This summer Arab countries, and especially Gulf States, took a step towards labour equality when they supported an International Labour Organisation convention calling for the protection of migrant workers. Gulf contributions to the dialogue were welcome and overdue.
An important question going forward will be how Islam can best guide labour practices in the region. And in this regard there remain many open questions.
I was reminded of these facts during a recent event organised by Migrant Forum in Asia, in collaboration with Lawyers Beyond Borders, Human Rights and Development Foundation and the Open Society Justice Initiative.
The forum, held in Bangkok, brought together lawyers and practitioners in the field of migrant workers' rights. The participants were from countries of origin (including Bangladesh, the Philippines, India and Nepal) as well as destination countries (including Bahrain, Jordan, Lebanon, Oman, Qatar, Saudi Arabia and the UAE).
The three-day programme addressed a variety of issues and developed some steps to improve the rights of foreign workers. And most interestingly, one of the issues raised was Islamic jurisprudence and international migration law.
Justice, equality, safety, security and human dignity are indispensable values in Islam. However, there is not a detailed Islamic legal code or system for the protection of refugees, internationally displaced people and migrant workers according to contemporary understanding.

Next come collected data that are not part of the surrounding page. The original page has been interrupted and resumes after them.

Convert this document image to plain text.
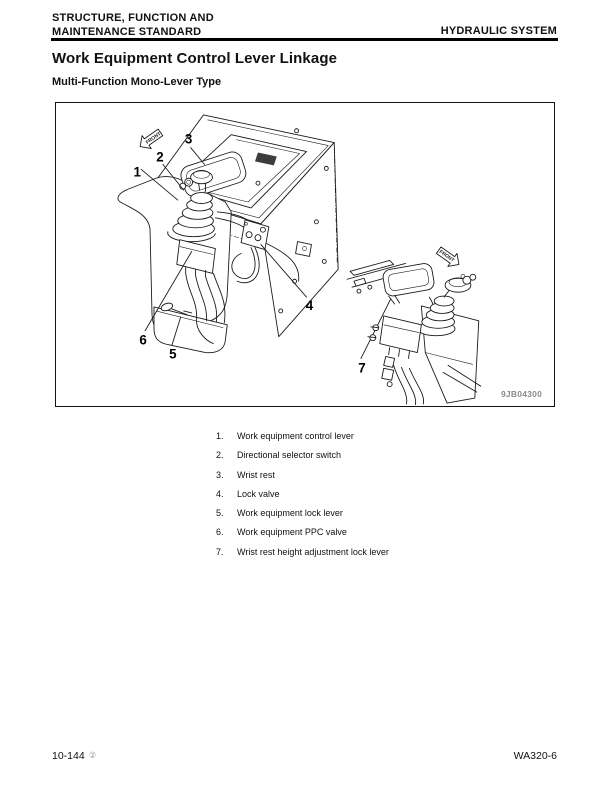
STRUCTURE, FUNCTION AND
MAINTENANCE STANDARD	HYDRAULIC SYSTEM
Work Equipment Control Lever Linkage
Multi-Function Mono-Lever Type
FRONT
1
2
3
4
5
6
7
FRONT
9JB04300
1.	Work equipment control lever
2.	Directional selector switch
3.	Wrist rest
4.	Lock valve
5.	Work equipment lock lever
6.	Work equipment PPC valve
7.	Wrist rest height adjustment lock lever
10-144 ②	WA320-6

The main impetus behind bringing Islamic jurisprudence to the table was two-fold: first, Islam remains a source of legislation for the majority of Arab countries, so it is worth examining new Islamic paradigms to address challenges in migrant workers' employment and working conditions.

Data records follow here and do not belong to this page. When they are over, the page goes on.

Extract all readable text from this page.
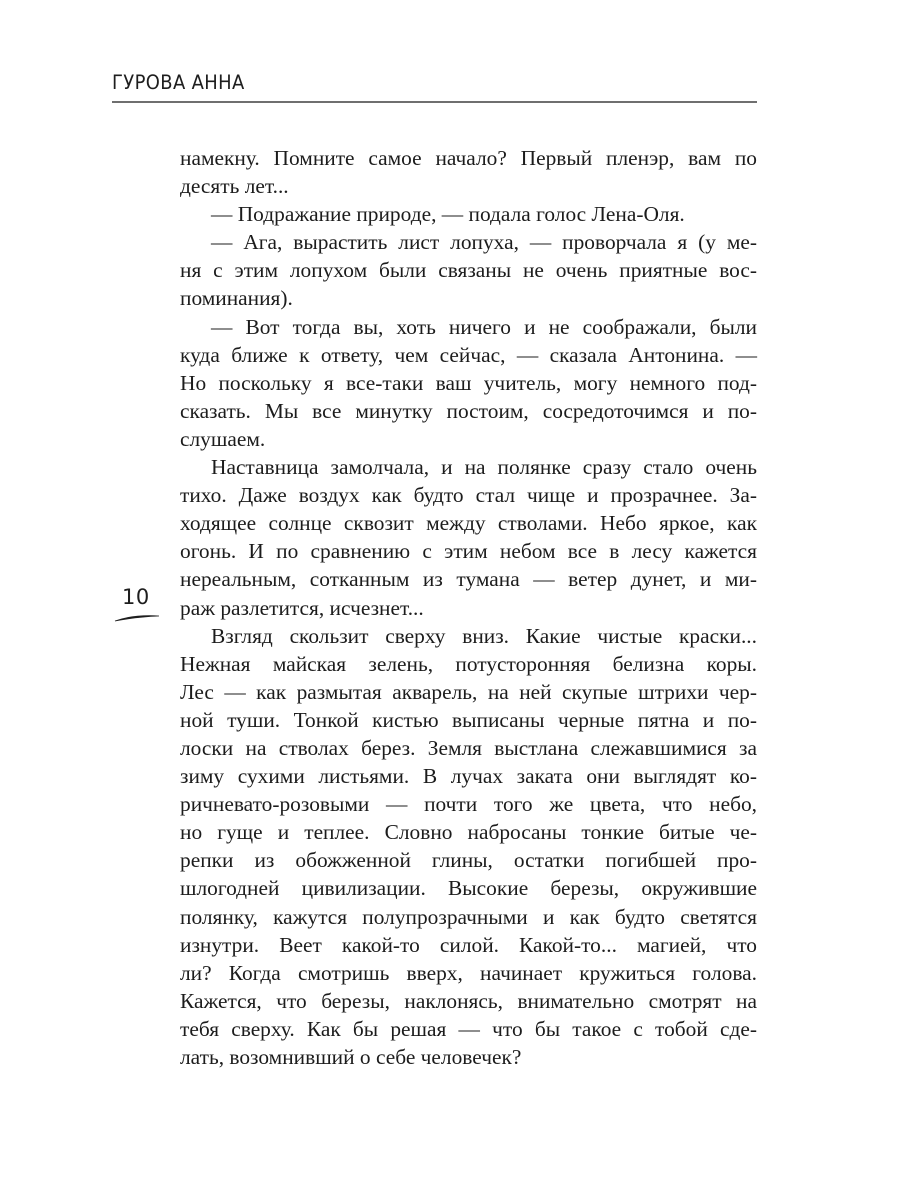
ГУРОВА АННА
10
намекну. Помните самое начало? Первый пленэр, вам по
десять лет...
— Подражание природе, — подала голос Лена-Оля.
— Ага, вырастить лист лопуха, — проворчала я (у ме-
ня с этим лопухом были связаны не очень приятные вос-
поминания).
— Вот тогда вы, хоть ничего и не соображали, были
куда ближе к ответу, чем сейчас, — сказала Антонина. —
Но поскольку я все-таки ваш учитель, могу немного под-
сказать. Мы все минутку постоим, сосредоточимся и по-
слушаем.
Наставница замолчала, и на полянке сразу стало очень
тихо. Даже воздух как будто стал чище и прозрачнее. За-
ходящее солнце сквозит между стволами. Небо яркое, как
огонь. И по сравнению с этим небом все в лесу кажется
нереальным, сотканным из тумана — ветер дунет, и ми-
раж разлетится, исчезнет...
Взгляд скользит сверху вниз. Какие чистые краски...
Нежная майская зелень, потусторонняя белизна коры.
Лес — как размытая акварель, на ней скупые штрихи чер-
ной туши. Тонкой кистью выписаны черные пятна и по-
лоски на стволах берез. Земля выстлана слежавшимися за
зиму сухими листьями. В лучах заката они выглядят ко-
ричневато-розовыми — почти того же цвета, что небо,
но гуще и теплее. Словно набросаны тонкие битые че-
репки из обожженной глины, остатки погибшей про-
шлогодней цивилизации. Высокие березы, окружившие
полянку, кажутся полупрозрачными и как будто светятся
изнутри. Веет какой-то силой. Какой-то... магией, что
ли? Когда смотришь вверх, начинает кружиться голова.
Кажется, что березы, наклонясь, внимательно смотрят на
тебя сверху. Как бы решая — что бы такое с тобой сде-
лать, возомнивший о себе человечек?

Second, Islamic discourse might be a useful tool in some advocacy contexts.
The most notable problematic area is the sponsorship system, kafala in Arabic.
Receiving countries see in the kafala system an essential means for gathering statistics, regulating entry and residency, managing the labour market in view of high rates of unemployment among youth, and capping cultural influence.
Kafala is based on an employer-employee model, which in a way provides one party (the employer) with authority over the other (the employee). But for migrant workers, theory and practice are often at odds. Given the gap that often exists between the code of responsibility and the practice of protecting workers, additional safeguards are needed.
Two potential models drawn from Islamic finance offer potential solutions: usufruct (or ijarah in Islamic finance) and mudharabah (a form of profit sharing).
Usufruct was historically associated with getting returns from leasing an asset or a privilege. The term in later years was confined to real estate or property contexts. In this case the asset or privilege is the ability to legally sponsor a migrant worker.
The contentious questions here are serious: can we or do we want to commoditise sponsorship? Are there associated risks? And can we develop some remuneration system to reflect the risks taken by the sponsor and determine the sharing of risks and benefits with the worker?
The mudharabah analogy raises other questions. This is a form of partnership where an investor puts in money and the worker invests effort to earn revenue. This formula is used in trade, and it seems to be useful in the employee-employer relationship, too, since it provides equal standing to both. It also moves the relationship from the prospect of abuse or uncertainty.
So might the kafala system be politically and socially morphed into a mudharabah-like structure?
Can we identify and quantify risks associated and link them to identifiable and quantifiable benefit? Would the already developed ratio system apply here?
Such questions and others pertaining to the working conditions and rights of migrant workers, and especially domestic staff, will need to be answered before Gulf states can build on ILO.
Ahmed Al Mukhaini is an Oman-based consultant in sociopolitical development and human rights.